Война и мир в отдельно взятой школе - Булат Альфредович Ханов
Шрифт:
Интервал:
Закладка:
— Долматов! — Он крикнул так, что и Аня, и толстяк вздрогнули. — Стоп, а где Долматов? Лиза, это вы… — наступила пауза, и Аня увидела: лицо отца превращается в некое подобие японской страшной маски.
— Кто генеральный? Долматов гене… Вы там свихнулись все? Какой совет директоров? Как он мог что-то решить без меня?! Вы там свихнулись все?! Долматова мне! Пулей!
Он что-то еще кричал, но телефон отвечал короткими гудками. Силы оставили Шергина, телефон выскользнул из его ладони и разбился бы — Аня подхватила. Заплетающимися ногами Шергин переместился на обочину, он стоял, схватившись за голову, и повторял монотонно:
— Твари… твари продажные… что же за день такой, господи… такой длинный день.

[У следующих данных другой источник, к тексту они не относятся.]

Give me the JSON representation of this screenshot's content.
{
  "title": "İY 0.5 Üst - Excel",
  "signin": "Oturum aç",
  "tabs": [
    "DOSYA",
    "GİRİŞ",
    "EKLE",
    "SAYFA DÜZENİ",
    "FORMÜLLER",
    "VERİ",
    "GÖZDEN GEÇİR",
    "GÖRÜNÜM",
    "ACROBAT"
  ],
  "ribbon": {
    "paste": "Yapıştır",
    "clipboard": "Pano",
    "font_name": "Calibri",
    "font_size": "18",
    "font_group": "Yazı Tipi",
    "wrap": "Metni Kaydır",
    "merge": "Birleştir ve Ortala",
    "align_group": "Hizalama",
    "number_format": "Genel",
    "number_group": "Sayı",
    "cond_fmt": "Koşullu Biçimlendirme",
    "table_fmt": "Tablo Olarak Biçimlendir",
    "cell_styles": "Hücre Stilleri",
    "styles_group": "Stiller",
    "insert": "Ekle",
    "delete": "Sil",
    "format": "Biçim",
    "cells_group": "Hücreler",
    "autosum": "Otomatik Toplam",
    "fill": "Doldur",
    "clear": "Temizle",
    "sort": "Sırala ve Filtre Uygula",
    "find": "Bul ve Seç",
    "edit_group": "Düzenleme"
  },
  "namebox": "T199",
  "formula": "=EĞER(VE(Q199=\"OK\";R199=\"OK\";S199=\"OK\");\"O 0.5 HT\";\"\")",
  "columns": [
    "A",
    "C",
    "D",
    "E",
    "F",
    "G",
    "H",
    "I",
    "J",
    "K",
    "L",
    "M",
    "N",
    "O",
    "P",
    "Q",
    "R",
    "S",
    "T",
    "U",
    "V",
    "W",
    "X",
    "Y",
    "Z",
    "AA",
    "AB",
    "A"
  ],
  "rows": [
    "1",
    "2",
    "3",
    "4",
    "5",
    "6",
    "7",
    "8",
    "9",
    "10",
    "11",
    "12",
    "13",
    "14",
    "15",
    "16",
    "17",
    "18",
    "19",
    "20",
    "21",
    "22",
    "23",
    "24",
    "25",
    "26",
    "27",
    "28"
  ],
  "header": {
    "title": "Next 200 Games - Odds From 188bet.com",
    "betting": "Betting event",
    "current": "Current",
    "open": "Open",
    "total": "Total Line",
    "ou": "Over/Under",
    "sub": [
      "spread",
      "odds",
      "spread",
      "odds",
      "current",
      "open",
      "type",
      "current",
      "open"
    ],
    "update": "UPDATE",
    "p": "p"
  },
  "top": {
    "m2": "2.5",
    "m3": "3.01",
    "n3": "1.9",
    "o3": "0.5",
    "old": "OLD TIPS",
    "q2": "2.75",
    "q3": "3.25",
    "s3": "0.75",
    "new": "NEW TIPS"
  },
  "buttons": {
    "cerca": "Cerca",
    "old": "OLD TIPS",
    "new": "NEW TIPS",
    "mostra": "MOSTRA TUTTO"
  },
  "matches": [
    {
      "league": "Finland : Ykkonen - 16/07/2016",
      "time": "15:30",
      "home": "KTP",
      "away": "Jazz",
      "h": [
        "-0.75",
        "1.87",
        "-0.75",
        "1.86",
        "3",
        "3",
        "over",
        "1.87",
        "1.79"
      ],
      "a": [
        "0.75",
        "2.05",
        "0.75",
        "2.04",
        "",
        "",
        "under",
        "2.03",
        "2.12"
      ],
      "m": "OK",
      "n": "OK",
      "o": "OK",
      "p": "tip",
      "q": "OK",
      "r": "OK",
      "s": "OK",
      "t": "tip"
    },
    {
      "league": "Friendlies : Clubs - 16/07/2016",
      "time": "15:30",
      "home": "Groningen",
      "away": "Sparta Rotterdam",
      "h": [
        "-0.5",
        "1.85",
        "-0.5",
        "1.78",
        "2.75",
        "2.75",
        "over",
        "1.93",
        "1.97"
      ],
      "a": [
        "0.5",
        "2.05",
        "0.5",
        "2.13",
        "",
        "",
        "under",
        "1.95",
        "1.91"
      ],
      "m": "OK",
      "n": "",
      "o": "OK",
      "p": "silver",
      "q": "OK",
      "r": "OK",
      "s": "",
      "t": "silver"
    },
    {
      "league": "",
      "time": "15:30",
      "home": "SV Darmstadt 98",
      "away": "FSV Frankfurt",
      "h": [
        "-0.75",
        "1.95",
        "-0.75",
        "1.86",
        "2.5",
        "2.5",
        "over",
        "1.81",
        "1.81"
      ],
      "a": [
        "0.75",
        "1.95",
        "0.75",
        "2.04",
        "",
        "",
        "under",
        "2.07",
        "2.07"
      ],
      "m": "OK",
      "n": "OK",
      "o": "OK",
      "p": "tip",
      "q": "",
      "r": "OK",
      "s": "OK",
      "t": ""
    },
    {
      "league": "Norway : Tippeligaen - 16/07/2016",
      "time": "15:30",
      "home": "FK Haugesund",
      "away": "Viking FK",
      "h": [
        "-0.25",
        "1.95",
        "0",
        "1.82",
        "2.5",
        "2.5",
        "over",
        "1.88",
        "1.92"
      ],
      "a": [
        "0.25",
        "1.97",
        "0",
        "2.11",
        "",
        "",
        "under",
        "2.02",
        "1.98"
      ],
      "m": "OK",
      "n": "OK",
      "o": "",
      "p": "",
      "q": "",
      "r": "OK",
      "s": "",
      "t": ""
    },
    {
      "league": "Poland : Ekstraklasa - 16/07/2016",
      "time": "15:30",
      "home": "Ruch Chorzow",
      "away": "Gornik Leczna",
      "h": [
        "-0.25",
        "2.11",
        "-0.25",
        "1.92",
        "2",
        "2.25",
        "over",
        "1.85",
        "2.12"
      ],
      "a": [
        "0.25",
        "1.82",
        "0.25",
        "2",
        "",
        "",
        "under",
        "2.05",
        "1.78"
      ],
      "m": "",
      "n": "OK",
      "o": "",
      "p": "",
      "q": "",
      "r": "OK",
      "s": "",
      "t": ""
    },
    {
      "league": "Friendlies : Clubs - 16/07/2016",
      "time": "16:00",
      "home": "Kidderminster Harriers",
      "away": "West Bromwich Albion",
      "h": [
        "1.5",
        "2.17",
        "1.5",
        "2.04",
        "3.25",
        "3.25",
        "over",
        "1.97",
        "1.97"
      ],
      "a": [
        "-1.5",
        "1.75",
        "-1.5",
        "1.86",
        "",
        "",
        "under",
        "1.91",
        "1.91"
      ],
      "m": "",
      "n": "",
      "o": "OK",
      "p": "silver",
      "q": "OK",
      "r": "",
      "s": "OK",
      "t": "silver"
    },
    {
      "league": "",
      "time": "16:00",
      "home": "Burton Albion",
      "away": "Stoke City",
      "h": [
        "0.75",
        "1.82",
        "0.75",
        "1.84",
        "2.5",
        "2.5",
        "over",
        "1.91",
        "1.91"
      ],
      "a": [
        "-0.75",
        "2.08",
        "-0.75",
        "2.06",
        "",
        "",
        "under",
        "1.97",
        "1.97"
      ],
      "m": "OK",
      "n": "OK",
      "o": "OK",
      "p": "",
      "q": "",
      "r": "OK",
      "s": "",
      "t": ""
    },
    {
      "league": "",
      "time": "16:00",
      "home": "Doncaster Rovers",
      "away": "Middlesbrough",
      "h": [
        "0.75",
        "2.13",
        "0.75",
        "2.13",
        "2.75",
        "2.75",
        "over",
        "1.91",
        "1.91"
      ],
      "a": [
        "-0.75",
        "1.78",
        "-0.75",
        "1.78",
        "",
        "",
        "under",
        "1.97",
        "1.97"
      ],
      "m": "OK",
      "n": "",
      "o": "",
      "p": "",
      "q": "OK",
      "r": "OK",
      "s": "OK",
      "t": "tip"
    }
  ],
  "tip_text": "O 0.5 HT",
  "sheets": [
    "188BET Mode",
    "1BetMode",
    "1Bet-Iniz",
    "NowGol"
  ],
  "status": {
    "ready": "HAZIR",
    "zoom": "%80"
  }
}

— Можно мне? — спросила Аня фотографа.
— Попробуй.
Она набрала номер Пети Безносова — единственный, который знала наизусть, — не по большой дружбе, а из-за самих цифр — 999 888 77 66.
— Привет…
— Тебя ищут! Ты где? — промямлила трубка.
— No time to explain, buddy[29]. — Аня старалась говорить небрежно, даже развязно, но голос заметно подрагивал. — Скажи лучше, ты еще не все свое наследство промотал на вечеринках?
— Не все.
— Мне срочно нужны деньги.
Трубка помолчала и произнесла со вздохом:
— Нетрудно было догадаться… Зачем?
— На билеты.
— Какие?
— Чтобы добраться до Москвы…
— Какой Москвы? Ты вообще здорова? Прости, Шерга, некогда мне твои глупости выслушивать. Встретимся, все расскажешь.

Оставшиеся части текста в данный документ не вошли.